Coûts inutiles, gaspillage de temps et de main-d’œuvre, défis logistiques, risques de poursuites, les microbrasseries du Québec lancent la campagne Timbrer, c’est timbré!, car elles sont exaspérées de devoir composer avec un système qu’elles jugent d’une autre époque, et qui entraverait inutilement leurs activités. Les microbrasseries interpellent ainsi le gouvernement du Québec afin qu’il abolisse définitivement l’obligation d’apposer un timbre de droit sur les bières vendues dans les bars et restaurants.
Au cours des prochaines semaines, différentes actions de communication seront déployées — dans les médias traditionnels et numériques, mais aussi à travers le réseau des microbrasseries — afin de sensibiliser le grand public et les décideurs aux irritants majeurs causés par ce système dit archaïque qui date, rappelons-le, de 1971. Des timbres aux couleurs de la campagne Timbrer, c’est timbré! seront notamment apposés sur les bières de microbrasserie vendues pour consommation sur place (CSP).
Perte de productivité… et poursuites abusives
Le cadre réglementaire actuel exige que les microbrasseries apposent un timbre de droit sur toutes les bières vendues pour CSP (bars, restaurants, etc.), mais pas sur les bières vendues pour consommation à domicile (épiceries, dépanneurs, etc.). Le Québec est d’ailleurs la seule province canadienne à utiliser un tel système, qui impose aux microbrasseries de tenir inutilement deux réserves de bières.
« En 2018, tous les partis politiques, y compris la Coalition avenir Québec, ont voté pour l’abolition du timbre de droit par l’adoption du projet de loi 170. Malheureusement, après son arrivée au pouvoir, la CAQ a fait volte-face et a renvoyé cet engagement aux calendes grecques. Aujourd’hui, les microbrasseries du Québec demandent au gouvernement de respecter sa parole et la volonté de l’Assemblée nationale », a souligné le président du conseil d’administration de l’Association des microbrasseries du Québec, Jean-François Nellis.
Dans plusieurs entreprises, des employés doivent être mobilisés pendant des heures pour apposer manuellement des milliers d’autocollants sur des canettes ou des bouteilles. Dans un contexte de rareté de main-d’œuvre et de ralentissement économique, cette perte de productivité devient parfois insoutenable pour les microbrasseries du Québec.
De plus, certaines erreurs de manipulation se produisent malencontreusement, de sorte que les microbrasseurs reçoivent des amendes pouvant dépasser les 5000 $, alors que le milieu subit les contrecoups de la situation économique qui prévaut actuellement au Québec.

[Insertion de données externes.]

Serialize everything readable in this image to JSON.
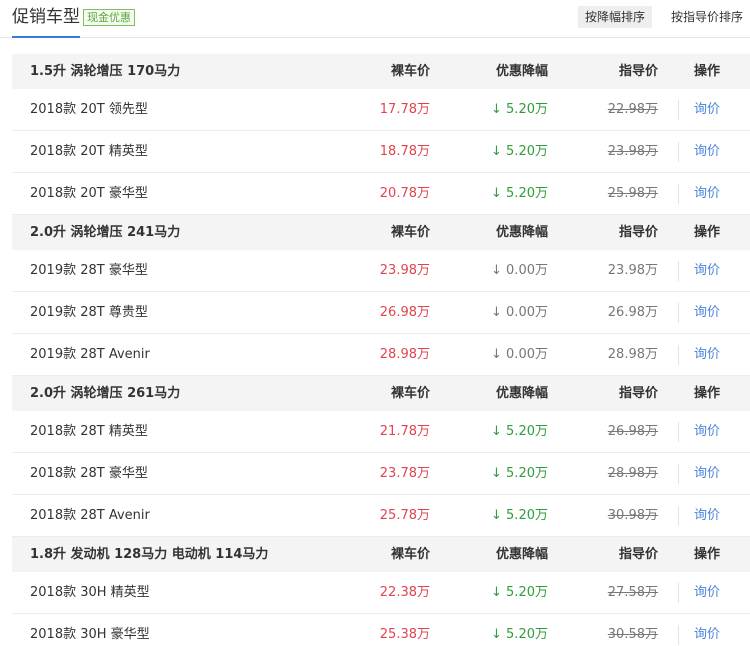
{
  "header": {
    "title": "促销车型",
    "badge": "现金优惠",
    "sort_discount": "按降幅排序",
    "sort_guide": "按指导价排序"
  },
  "columns": {
    "bare": "裸车价",
    "discount": "优惠降幅",
    "guide": "指导价",
    "op": "操作"
  },
  "groups": [
    {
      "title": "1.5升 涡轮增压 170马力",
      "rows": [
        {
          "name": "2018款 20T 领先型",
          "bare": "17.78万",
          "discount": "↓ 5.20万",
          "guide": "22.98万",
          "op": "询价",
          "has_discount": true
        },
        {
          "name": "2018款 20T 精英型",
          "bare": "18.78万",
          "discount": "↓ 5.20万",
          "guide": "23.98万",
          "op": "询价",
          "has_discount": true
        },
        {
          "name": "2018款 20T 豪华型",
          "bare": "20.78万",
          "discount": "↓ 5.20万",
          "guide": "25.98万",
          "op": "询价",
          "has_discount": true
        }
      ]
    },
    {
      "title": "2.0升 涡轮增压 241马力",
      "rows": [
        {
          "name": "2019款 28T 豪华型",
          "bare": "23.98万",
          "discount": "↓ 0.00万",
          "guide": "23.98万",
          "op": "询价",
          "has_discount": false
        },
        {
          "name": "2019款 28T 尊贵型",
          "bare": "26.98万",
          "discount": "↓ 0.00万",
          "guide": "26.98万",
          "op": "询价",
          "has_discount": false
        },
        {
          "name": "2019款 28T Avenir",
          "bare": "28.98万",
          "discount": "↓ 0.00万",
          "guide": "28.98万",
          "op": "询价",
          "has_discount": false
        }
      ]
    },
    {
      "title": "2.0升 涡轮增压 261马力",
      "rows": [
        {
          "name": "2018款 28T 精英型",
          "bare": "21.78万",
          "discount": "↓ 5.20万",
          "guide": "26.98万",
          "op": "询价",
          "has_discount": true
        },
        {
          "name": "2018款 28T 豪华型",
          "bare": "23.78万",
          "discount": "↓ 5.20万",
          "guide": "28.98万",
          "op": "询价",
          "has_discount": true
        },
        {
          "name": "2018款 28T Avenir",
          "bare": "25.78万",
          "discount": "↓ 5.20万",
          "guide": "30.98万",
          "op": "询价",
          "has_discount": true
        }
      ]
    },
    {
      "title": "1.8升 发动机 128马力 电动机 114马力",
      "rows": [
        {
          "name": "2018款 30H 精英型",
          "bare": "22.38万",
          "discount": "↓ 5.20万",
          "guide": "27.58万",
          "op": "询价",
          "has_discount": true
        },
        {
          "name": "2018款 30H 豪华型",
          "bare": "25.38万",
          "discount": "↓ 5.20万",
          "guide": "30.58万",
          "op": "询价",
          "has_discount": true
        }
      ]
    }
  ],
  "colors": {
    "accent": "#3a7bd5",
    "price_red": "#e0454f",
    "discount_green": "#2e9e3c",
    "link_blue": "#4a86d8"
  }
}
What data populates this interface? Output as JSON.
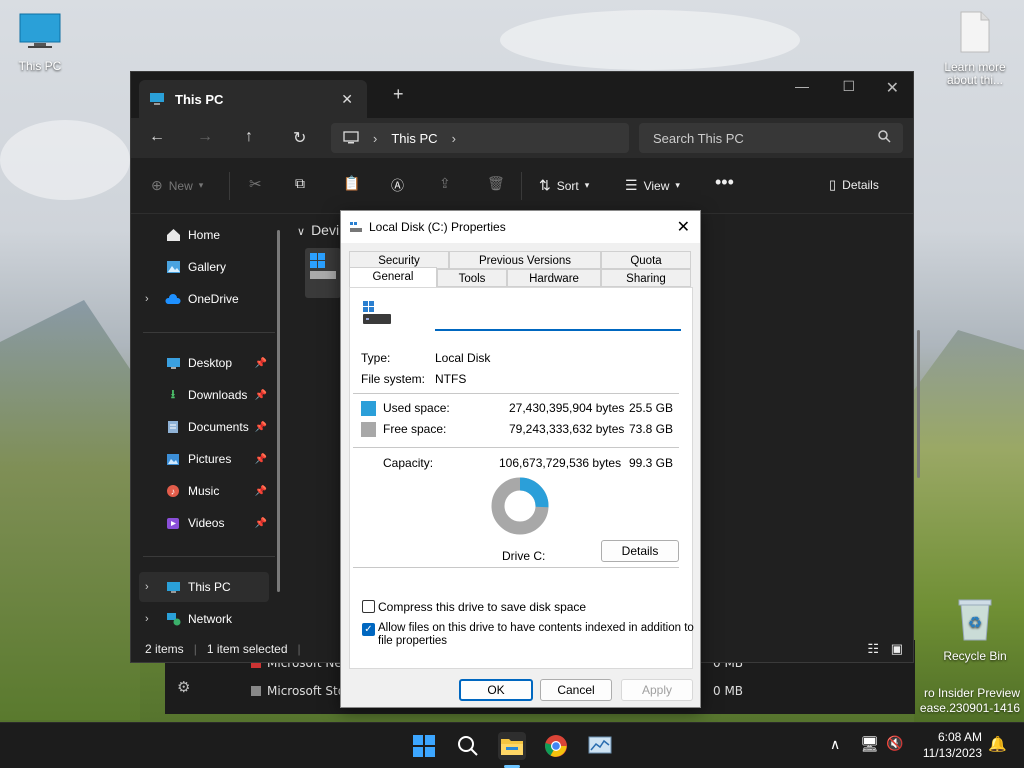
{
  "desktop": {
    "icons": [
      {
        "label": "This PC",
        "icon": "monitor-icon"
      },
      {
        "label": "Learn more about thi...",
        "icon": "document-icon"
      },
      {
        "label": "Recycle Bin",
        "icon": "recycle-bin-icon"
      }
    ],
    "watermark_line1": "ro Insider Preview",
    "watermark_line2": "ease.230901-1416"
  },
  "explorer": {
    "tab_title": "This PC",
    "address_crumb": "This PC",
    "search_placeholder": "Search This PC",
    "toolbar": {
      "new_label": "New",
      "sort_label": "Sort",
      "view_label": "View",
      "details_label": "Details"
    },
    "sidebar": {
      "items": [
        {
          "label": "Home",
          "icon": "home-icon"
        },
        {
          "label": "Gallery",
          "icon": "gallery-icon"
        },
        {
          "label": "OneDrive",
          "icon": "cloud-icon"
        },
        {
          "label": "Desktop",
          "icon": "desktop-folder-icon"
        },
        {
          "label": "Downloads",
          "icon": "download-icon"
        },
        {
          "label": "Documents",
          "icon": "documents-icon"
        },
        {
          "label": "Pictures",
          "icon": "pictures-icon"
        },
        {
          "label": "Music",
          "icon": "music-icon"
        },
        {
          "label": "Videos",
          "icon": "videos-icon"
        },
        {
          "label": "This PC",
          "icon": "monitor-icon"
        },
        {
          "label": "Network",
          "icon": "network-icon"
        }
      ]
    },
    "content_heading": "Devi",
    "status_items": "2 items",
    "status_selected": "1 item selected",
    "bg_rows": [
      {
        "name": "Microsoft Ne",
        "size": "0 MB"
      },
      {
        "name": "Microsoft Sto",
        "size": "0 MB"
      }
    ]
  },
  "dialog": {
    "title": "Local Disk (C:) Properties",
    "tabs_row1": [
      "Security",
      "Previous Versions",
      "Quota"
    ],
    "tabs_row2": [
      "General",
      "Tools",
      "Hardware",
      "Sharing"
    ],
    "active_tab": "General",
    "name_value": "",
    "type_label": "Type:",
    "type_value": "Local Disk",
    "fs_label": "File system:",
    "fs_value": "NTFS",
    "used_label": "Used space:",
    "used_bytes": "27,430,395,904 bytes",
    "used_gb": "25.5 GB",
    "free_label": "Free space:",
    "free_bytes": "79,243,333,632 bytes",
    "free_gb": "73.8 GB",
    "capacity_label": "Capacity:",
    "capacity_bytes": "106,673,729,536 bytes",
    "capacity_gb": "99.3 GB",
    "drive_label": "Drive C:",
    "details_button": "Details",
    "compress_label": "Compress this drive to save disk space",
    "compress_checked": false,
    "index_label_line1": "Allow files on this drive to have contents indexed in addition to",
    "index_label_line2": "file properties",
    "index_checked": true,
    "ok_label": "OK",
    "cancel_label": "Cancel",
    "apply_label": "Apply",
    "used_color": "#2b9fd9",
    "free_color": "#a8a8a8",
    "used_fraction": 0.257
  },
  "taskbar": {
    "time": "6:08 AM",
    "date": "11/13/2023"
  }
}
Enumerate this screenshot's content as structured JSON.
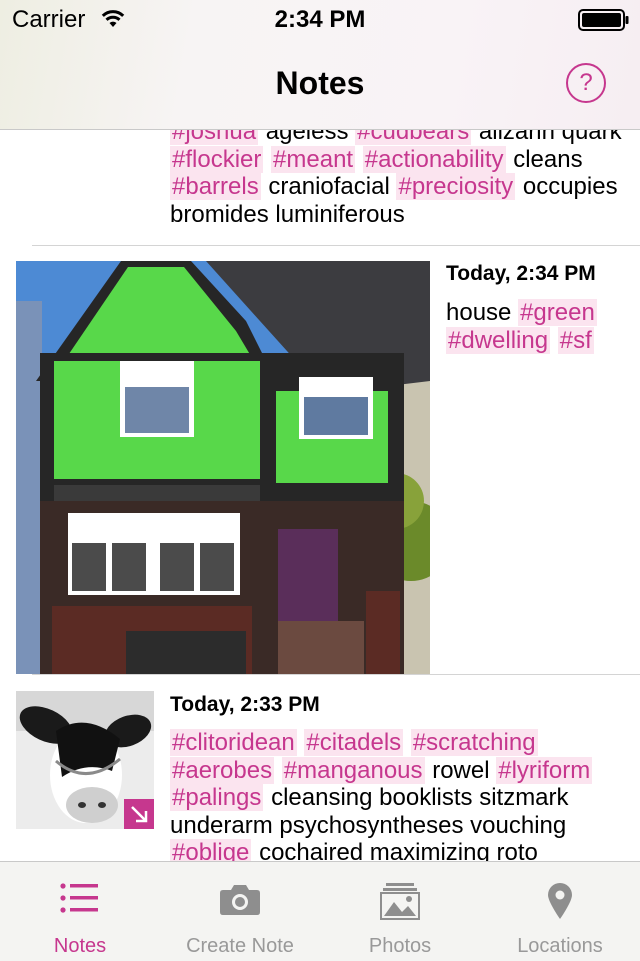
{
  "status_bar": {
    "carrier": "Carrier",
    "time": "2:34 PM"
  },
  "nav": {
    "title": "Notes",
    "help_label": "?"
  },
  "colors": {
    "accent": "#c6378e",
    "tag_background": "#fbe4ef",
    "inactive": "#999999"
  },
  "notes": [
    {
      "partial": true,
      "lines": [
        [
          {
            "t": "#joshua",
            "tag": true
          },
          {
            "t": "ageless"
          },
          {
            "t": "#cudbears",
            "tag": true
          },
          {
            "t": "alizarin quark"
          }
        ],
        [
          {
            "t": "#flockier",
            "tag": true
          },
          {
            "t": "#meant",
            "tag": true
          },
          {
            "t": "#actionability",
            "tag": true
          },
          {
            "t": "cleans"
          }
        ],
        [
          {
            "t": "#barrels",
            "tag": true
          },
          {
            "t": "craniofacial"
          },
          {
            "t": "#preciosity",
            "tag": true
          },
          {
            "t": "occupies"
          }
        ],
        [
          {
            "t": "bromides luminiferous"
          }
        ]
      ]
    },
    {
      "timestamp": "Today, 2:34 PM",
      "image": "green-house-photo",
      "lines": [
        [
          {
            "t": "house"
          },
          {
            "t": "#green",
            "tag": true
          }
        ],
        [
          {
            "t": "#dwelling",
            "tag": true
          },
          {
            "t": "#sf",
            "tag": true
          }
        ]
      ]
    },
    {
      "timestamp": "Today, 2:33 PM",
      "image": "cow-photo-thumbnail",
      "badge_icon": "expand-arrow-icon",
      "lines": [
        [
          {
            "t": "#clitoridean",
            "tag": true
          },
          {
            "t": "#citadels",
            "tag": true
          },
          {
            "t": "#scratching",
            "tag": true
          }
        ],
        [
          {
            "t": "#aerobes",
            "tag": true
          },
          {
            "t": "#manganous",
            "tag": true
          },
          {
            "t": "rowel"
          },
          {
            "t": "#lyriform",
            "tag": true
          }
        ],
        [
          {
            "t": "#palings",
            "tag": true
          },
          {
            "t": "cleansing booklists sitzmark"
          }
        ],
        [
          {
            "t": "underarm psychosyntheses vouching"
          }
        ],
        [
          {
            "t": "#oblige",
            "tag": true
          },
          {
            "t": "cochaired maximizing roto"
          }
        ]
      ]
    }
  ],
  "tabs": [
    {
      "label": "Notes",
      "icon": "list-icon",
      "active": true
    },
    {
      "label": "Create Note",
      "icon": "camera-icon",
      "active": false
    },
    {
      "label": "Photos",
      "icon": "photos-icon",
      "active": false
    },
    {
      "label": "Locations",
      "icon": "location-pin-icon",
      "active": false
    }
  ]
}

En effet, une microbrasserie qui omet d’apposer un timbre sur une bière vendue pour CSP s’expose à des amendes allant de 500 $ à 7500 $.
« La situation mène à des poursuites abusives, alors que plusieurs “infractions” sont dans les faits de simples erreurs humaines commises par un acteur de la chaîne de distribution. C’est exactement ce qui nous est arrivé à notre microbrasserie. Je dois présentement aller devant le juge pour contester une amende de 6500 $, alors que j’ai déjà payé les taxes sur mes produits », a expliqué au Placoteux Alexandre Caron, copropriétaire de la microbrasserie Ras L’Bock, située à Saint-Jean-Port-Joli.
L’AMBQ rappelle que le gouvernement a rendu obligatoire l’utilisation d’un module d’enregistrement des ventes (MEV) pour tous les restaurants et les bars du Québec. Connectés en permanence aux serveurs de Revenu Québec, les MEV enregistrent les transactions dès qu’elles se produisent, et conservent leur historique pour des raisons de vérification, ce qui empêche toute fraude potentielle. Le gouvernement posséderait donc un moyen efficace, reconnu et déjà utilisé partout pour effectuer des vérifications, assurer la traçabilité des produits, et éviter que des bières soient acquises illégalement.
« On ne comprend pas pourquoi le gouvernement n’applique pas ce qui a été voté unanimement par l’Assemblée nationale. Évidemment, les perdants seraient les grands brasseurs qui vendent plus cher leurs produits, avec souvent une entente d’exclusivité pour les bars et restaurants. D’ailleurs, les microbrasseries n’ont pas les moyens d’avoir deux réserves comme les grands brasseurs. Il s’agit vraiment d’une législation d’une autre époque! », a conclu M. Caron.